Gamescom 2026 – Planted!
PC

Gamescom 2026 – Planted!

Planted! transforme le potager en party game compétitif où récoltes, sabotage et coups bas s’enchaînent à plusieurs.

Planted! est un party game de combat horticole développé par Cloth Cat Games et édité par Curveball Games. Le principe tient en trois actions très simples : semer, faire pousser et lancer sa récolte dans les objectifs pour marquer des points, tout en essayant de gêner les autres joueurs. Le jeu est prévu en 2026 sur PC, PlayStation 5, Xbox Series X|S et Nintendo Switch, avec du jeu local, en ligne, du cross-play et la possibilité d’utiliser des bots. Une campagne solo est aussi prévue.

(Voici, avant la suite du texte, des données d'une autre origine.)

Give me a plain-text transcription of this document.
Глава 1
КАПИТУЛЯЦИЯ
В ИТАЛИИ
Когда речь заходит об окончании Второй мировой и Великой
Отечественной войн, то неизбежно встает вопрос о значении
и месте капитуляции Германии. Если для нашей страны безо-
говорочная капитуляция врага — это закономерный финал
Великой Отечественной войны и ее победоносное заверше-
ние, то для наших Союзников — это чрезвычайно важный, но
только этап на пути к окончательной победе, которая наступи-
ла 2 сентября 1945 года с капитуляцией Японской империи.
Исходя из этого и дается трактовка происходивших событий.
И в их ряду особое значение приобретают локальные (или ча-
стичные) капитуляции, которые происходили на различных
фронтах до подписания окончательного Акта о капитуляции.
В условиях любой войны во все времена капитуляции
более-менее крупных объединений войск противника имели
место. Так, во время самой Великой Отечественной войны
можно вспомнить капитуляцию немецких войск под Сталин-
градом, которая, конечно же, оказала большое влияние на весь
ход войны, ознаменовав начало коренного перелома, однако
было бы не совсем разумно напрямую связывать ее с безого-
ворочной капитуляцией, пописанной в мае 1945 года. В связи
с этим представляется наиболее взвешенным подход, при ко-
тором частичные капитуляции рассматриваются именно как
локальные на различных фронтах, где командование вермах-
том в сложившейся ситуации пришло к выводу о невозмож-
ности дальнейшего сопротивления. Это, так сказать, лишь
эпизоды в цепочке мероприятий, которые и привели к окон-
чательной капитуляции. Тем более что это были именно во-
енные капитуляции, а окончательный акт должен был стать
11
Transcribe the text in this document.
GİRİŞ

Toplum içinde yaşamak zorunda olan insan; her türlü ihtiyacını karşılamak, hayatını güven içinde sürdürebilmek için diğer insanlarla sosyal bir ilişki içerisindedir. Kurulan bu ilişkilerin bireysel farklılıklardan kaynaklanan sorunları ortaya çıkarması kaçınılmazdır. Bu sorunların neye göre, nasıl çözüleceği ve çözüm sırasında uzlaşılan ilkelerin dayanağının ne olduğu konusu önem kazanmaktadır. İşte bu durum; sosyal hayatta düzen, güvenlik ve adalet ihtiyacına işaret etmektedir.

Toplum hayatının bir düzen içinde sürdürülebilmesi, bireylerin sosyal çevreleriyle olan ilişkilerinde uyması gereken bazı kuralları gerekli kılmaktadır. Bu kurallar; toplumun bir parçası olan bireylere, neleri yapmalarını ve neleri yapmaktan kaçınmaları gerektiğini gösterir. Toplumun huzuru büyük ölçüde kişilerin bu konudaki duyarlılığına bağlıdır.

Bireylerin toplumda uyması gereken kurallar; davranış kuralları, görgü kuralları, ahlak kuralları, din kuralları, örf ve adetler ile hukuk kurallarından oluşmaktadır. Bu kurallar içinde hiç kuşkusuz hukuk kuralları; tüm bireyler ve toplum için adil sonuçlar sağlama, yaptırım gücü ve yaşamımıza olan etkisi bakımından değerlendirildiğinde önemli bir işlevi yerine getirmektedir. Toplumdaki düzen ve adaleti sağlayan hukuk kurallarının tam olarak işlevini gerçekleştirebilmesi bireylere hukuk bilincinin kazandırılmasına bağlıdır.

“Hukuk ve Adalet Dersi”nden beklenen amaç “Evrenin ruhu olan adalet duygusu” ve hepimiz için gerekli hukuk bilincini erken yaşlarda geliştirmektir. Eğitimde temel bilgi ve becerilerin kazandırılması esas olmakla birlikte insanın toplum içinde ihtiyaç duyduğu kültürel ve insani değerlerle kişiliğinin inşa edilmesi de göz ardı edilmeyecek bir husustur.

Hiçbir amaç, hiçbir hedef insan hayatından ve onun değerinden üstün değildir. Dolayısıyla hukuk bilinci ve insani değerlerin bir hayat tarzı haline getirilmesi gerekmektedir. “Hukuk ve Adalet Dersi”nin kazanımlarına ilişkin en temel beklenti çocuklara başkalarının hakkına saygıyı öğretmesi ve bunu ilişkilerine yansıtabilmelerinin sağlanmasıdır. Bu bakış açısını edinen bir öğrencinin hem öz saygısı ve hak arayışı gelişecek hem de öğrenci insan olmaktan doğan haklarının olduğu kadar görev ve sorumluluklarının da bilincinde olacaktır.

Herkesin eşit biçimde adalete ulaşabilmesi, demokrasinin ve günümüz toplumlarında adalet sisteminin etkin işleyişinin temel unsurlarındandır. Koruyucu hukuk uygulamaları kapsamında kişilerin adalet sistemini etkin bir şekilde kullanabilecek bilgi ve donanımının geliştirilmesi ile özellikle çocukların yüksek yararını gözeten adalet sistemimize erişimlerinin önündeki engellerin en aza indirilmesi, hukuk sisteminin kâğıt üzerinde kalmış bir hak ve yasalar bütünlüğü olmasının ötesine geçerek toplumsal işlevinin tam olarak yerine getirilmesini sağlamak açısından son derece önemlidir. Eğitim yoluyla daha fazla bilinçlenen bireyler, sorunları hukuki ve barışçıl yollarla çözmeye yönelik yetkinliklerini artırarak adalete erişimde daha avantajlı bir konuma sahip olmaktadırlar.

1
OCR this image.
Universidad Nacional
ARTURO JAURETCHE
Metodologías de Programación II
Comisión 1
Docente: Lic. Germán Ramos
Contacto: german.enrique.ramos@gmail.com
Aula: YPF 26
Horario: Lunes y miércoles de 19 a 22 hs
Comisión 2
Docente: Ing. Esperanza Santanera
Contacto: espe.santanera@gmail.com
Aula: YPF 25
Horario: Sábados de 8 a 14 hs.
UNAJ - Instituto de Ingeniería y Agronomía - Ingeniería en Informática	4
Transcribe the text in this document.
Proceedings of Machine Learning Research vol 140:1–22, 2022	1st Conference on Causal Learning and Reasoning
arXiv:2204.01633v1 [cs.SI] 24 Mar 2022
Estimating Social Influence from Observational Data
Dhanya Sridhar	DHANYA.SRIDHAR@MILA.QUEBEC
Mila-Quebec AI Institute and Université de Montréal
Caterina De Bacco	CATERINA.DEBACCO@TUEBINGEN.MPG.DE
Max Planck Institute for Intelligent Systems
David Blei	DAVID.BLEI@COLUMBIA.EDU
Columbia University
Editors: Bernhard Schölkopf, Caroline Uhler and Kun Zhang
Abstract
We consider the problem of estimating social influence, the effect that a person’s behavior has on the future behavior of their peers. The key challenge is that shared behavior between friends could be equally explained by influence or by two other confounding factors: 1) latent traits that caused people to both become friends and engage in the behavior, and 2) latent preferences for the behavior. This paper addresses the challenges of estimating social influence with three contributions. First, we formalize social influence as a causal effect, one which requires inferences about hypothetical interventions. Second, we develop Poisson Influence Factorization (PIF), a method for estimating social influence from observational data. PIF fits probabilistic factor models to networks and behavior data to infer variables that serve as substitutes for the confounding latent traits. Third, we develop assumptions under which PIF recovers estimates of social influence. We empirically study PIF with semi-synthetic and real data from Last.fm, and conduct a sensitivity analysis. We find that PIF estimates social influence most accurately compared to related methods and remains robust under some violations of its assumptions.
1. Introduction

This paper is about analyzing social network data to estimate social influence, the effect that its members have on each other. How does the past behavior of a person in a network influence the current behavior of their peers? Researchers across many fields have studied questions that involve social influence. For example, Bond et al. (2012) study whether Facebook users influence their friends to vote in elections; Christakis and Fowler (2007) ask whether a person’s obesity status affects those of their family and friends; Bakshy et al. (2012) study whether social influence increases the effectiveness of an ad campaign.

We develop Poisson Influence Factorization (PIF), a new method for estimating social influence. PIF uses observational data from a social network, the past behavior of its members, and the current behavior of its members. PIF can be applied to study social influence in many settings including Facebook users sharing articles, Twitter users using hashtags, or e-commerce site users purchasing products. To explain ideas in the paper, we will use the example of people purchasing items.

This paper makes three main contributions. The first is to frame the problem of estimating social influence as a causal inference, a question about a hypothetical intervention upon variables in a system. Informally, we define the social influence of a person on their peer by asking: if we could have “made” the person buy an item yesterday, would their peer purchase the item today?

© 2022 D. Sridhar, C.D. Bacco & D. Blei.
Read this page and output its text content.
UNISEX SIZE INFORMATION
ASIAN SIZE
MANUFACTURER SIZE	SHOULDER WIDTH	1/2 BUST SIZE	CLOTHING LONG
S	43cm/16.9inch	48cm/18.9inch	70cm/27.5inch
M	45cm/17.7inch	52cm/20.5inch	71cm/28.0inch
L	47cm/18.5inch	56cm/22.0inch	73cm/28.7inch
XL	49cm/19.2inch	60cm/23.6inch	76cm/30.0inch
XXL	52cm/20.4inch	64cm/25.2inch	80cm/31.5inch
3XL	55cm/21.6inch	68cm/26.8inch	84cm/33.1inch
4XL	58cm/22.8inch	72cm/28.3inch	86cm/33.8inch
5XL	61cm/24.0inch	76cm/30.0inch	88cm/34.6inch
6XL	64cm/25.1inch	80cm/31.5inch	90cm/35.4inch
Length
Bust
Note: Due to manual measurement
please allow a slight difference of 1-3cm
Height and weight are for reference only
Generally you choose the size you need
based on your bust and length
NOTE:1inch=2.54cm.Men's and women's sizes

À la gamescom, j’ai pu découvrir la boucle de jeu directement en écran partagé. La démo commençait dans les allotments, une arène pensée comme un tutoriel en roue libre. Chacun récupère sa parcelle, reconnaissable à sa couleur, puis attend les sacs de graines qui tombent dans l’arène. Il faut planter, trouver de l’eau, arroser, attendre que les légumes commencent à bondir pour signaler qu’ils sont prêts, puis les récolter et les lancer dans la zone de vente pour marquer des points.

La base se comprend très vite, ce qui est plutôt indispensable quand quatre joueurs commencent à courir dans tous les sens.

La partie ne consiste pas pour autant à produire le plus de légumes possible. Chaque arène utilise trois catégories de récoltes avec une valeur faible, moyenne ou élevée. Les graines les plus rentables apparaissent moins souvent, alors que les cultures de faible valeur sont beaucoup plus faciles à obtenir.

L’équipe m’expliquait qu’avec l’habitude, on finit par savoir quelles récoltes poursuivre et à quel moment. Cela ne rend pas les autres inutiles pour autant. Vendre vite beaucoup de légumes moins cher peut très bien compenser une récolte rare, surtout lorsque les mini défis viennent modifier les priorités. Environ toutes les quarante secondes, un type de légume peut être mis à l’honneur et celui qui en vend le plus récupère des points supplémentaires.

L’engrais permet aussi d’augmenter la valeur des cultures, mais le cœur du jeu vient surtout des outils qui peuvent autant aider que saboter. Les mauvaises herbes se propagent si personne ne les enlève. Une machine d’arrosage peut s’occuper de plusieurs plantes à la fois, mais finit par exploser et projeter les joueurs trop proches. La bombe foreuse peut retourner le terrain d’un adversaire, faire sortir ses légumes et permettre de les récupérer. Elle peut aussi servir sur sa propre parcelle pour nettoyer une invasion de mauvaises herbes. C’est un principe que l’équipe applique à l’ensemble des power-ups. Un avantage a souvent une contrepartie et un objet prévu pour gêner quelqu’un peut parfois devenir une solution à son propre problème.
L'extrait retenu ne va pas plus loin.